Otherwise, Sketchup is your best bet. I like using Sketchup to make simple set models for early production meetings. Directors love the ability to fully visualize the set on a computer and it's REALLY easy to create something fairly complicated.


----------



## JohnD

Google sold Sketchup to Trimble, no idea how that will affect things.
Trimble SketchUp
There are a number of open source CAD programs you might take a look at.
SourceForge.net: free-cad
RibbonSoft - What is QCAD?
BRL-CAD | Open Source Solid Modeling


----------



## Luna1968

Thanks for the info!


----------



## jglodeklights

My preferred software for sketching up models is, ta-da! SketchUp. However, for creating drawings that I use to give to TD's or to do construction drawings, I use the free CAD program Draftsight. It is a standard command line CAD program for generating DWG type files that includes the ability to map custom keyboard shortcuts for most tools and actions. There is even some degree of 3D functionality. Compared to not free programs that are 2D it lacks the ability to database, making it fairly useless for drawing lighting plots unless you plan on generating paperwork manually, or for creating parts lists based off of compenents in the drawing.


----------



## Dustincoc

I second Draftsight. I haven't found any 3D functionality, but I haven't played with it that much.


----------



## jglodeklights

I've managed to model a 4x8 platform in 3D in Draftsight, however I've yet to figure out how to get that model into drawing sheets in some useful manner *scratches head*


----------



## shiben

bryandavid25 said:


> Ladies & Gentleman:
> 
> I see/find/located a fair amount of FREE software for both lighting designers and sound engineers; tech talks abounds but not a whisper about set design for the theatre except for Mac users.
> 
> As a Playwright & Lyricist I have VERY limited skills with sketching a set that doesn't look like a third grader's drawing. (No offense to all those great 3rd graders who can draw!) HELP ME! I can 'see' the set as I write and dictate blocking based on the location of everything from the bed and fireplace to the curved ramp and staircase but can't draw a straight line without a ruler.
> *
> ANYONE OUT THERE USING A SOFTWARE PROGRAM FOR US DRAWING CHALLENGED?
> *​
> Thanking you all in advance for any advice and council.
> 
> Bryan David
> [email protected]



Sketchup is what you want to be using. Its free, incredibly easy, and works in 3d right away.

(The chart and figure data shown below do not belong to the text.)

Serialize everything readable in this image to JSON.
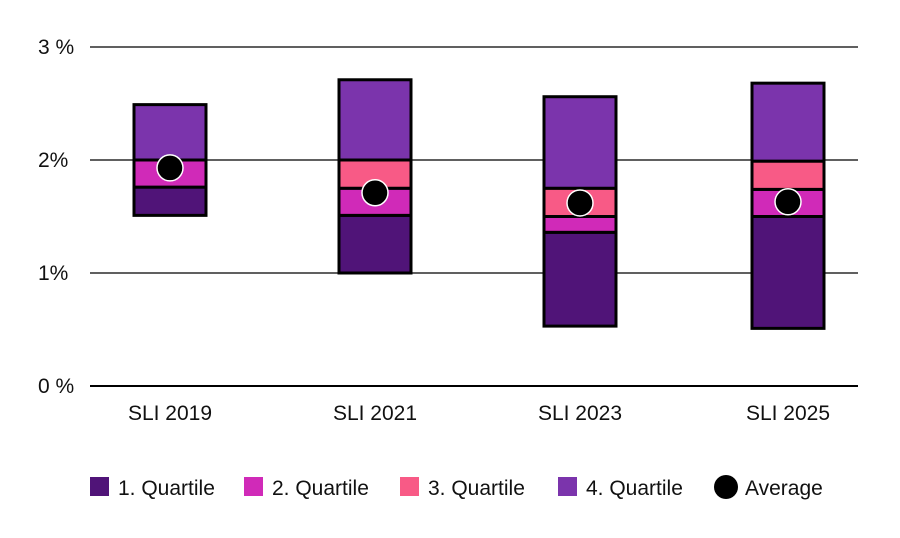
{
  "chart_data": {
    "type": "bar",
    "subtype": "stacked-floating-quartile",
    "categories": [
      "SLI 2019",
      "SLI 2021",
      "SLI 2023",
      "SLI 2025"
    ],
    "ylim": [
      0,
      3
    ],
    "yticks": [
      0,
      1,
      2,
      3
    ],
    "ytick_labels": [
      "0 %",
      "1%",
      "2%",
      "3 %"
    ],
    "grid": true,
    "legend_placement": "bottom",
    "series": [
      {
        "name": "1. Quartile",
        "color": "#501478",
        "ranges": [
          [
            1.51,
            1.76
          ],
          [
            1.0,
            1.51
          ],
          [
            0.53,
            1.36
          ],
          [
            0.51,
            1.5
          ]
        ]
      },
      {
        "name": "2. Quartile",
        "color": "#d02ab8",
        "ranges": [
          [
            1.76,
            2.0
          ],
          [
            1.51,
            1.75
          ],
          [
            1.36,
            1.5
          ],
          [
            1.5,
            1.74
          ]
        ]
      },
      {
        "name": "3. Quartile",
        "color": "#f85a86",
        "ranges": [
          null,
          [
            1.75,
            2.0
          ],
          [
            1.5,
            1.75
          ],
          [
            1.74,
            1.99
          ]
        ]
      },
      {
        "name": "4. Quartile",
        "color": "#7b34ac",
        "ranges": [
          [
            2.0,
            2.49
          ],
          [
            2.0,
            2.71
          ],
          [
            1.75,
            2.56
          ],
          [
            1.99,
            2.68
          ]
        ]
      }
    ],
    "average": {
      "name": "Average",
      "color": "#000000",
      "values": [
        1.93,
        1.71,
        1.62,
        1.63
      ]
    }
  }
}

A curved ramp might be something of a challenge, but thats hard to draw in any program (except as an orthographic projection, its a couple of pretty basic shapes...) The other option is going to your local community college and taking a couple drawing classes at night. Its amazing how much of the "inability to draw" is really "no one has told me I can draw just fine, and equipped me with tools to do so".


----------



## np18358

Also, you may want to look into a few simple (cheap) drafting tools, like two drawing triangles. They can really help with drawing.


----------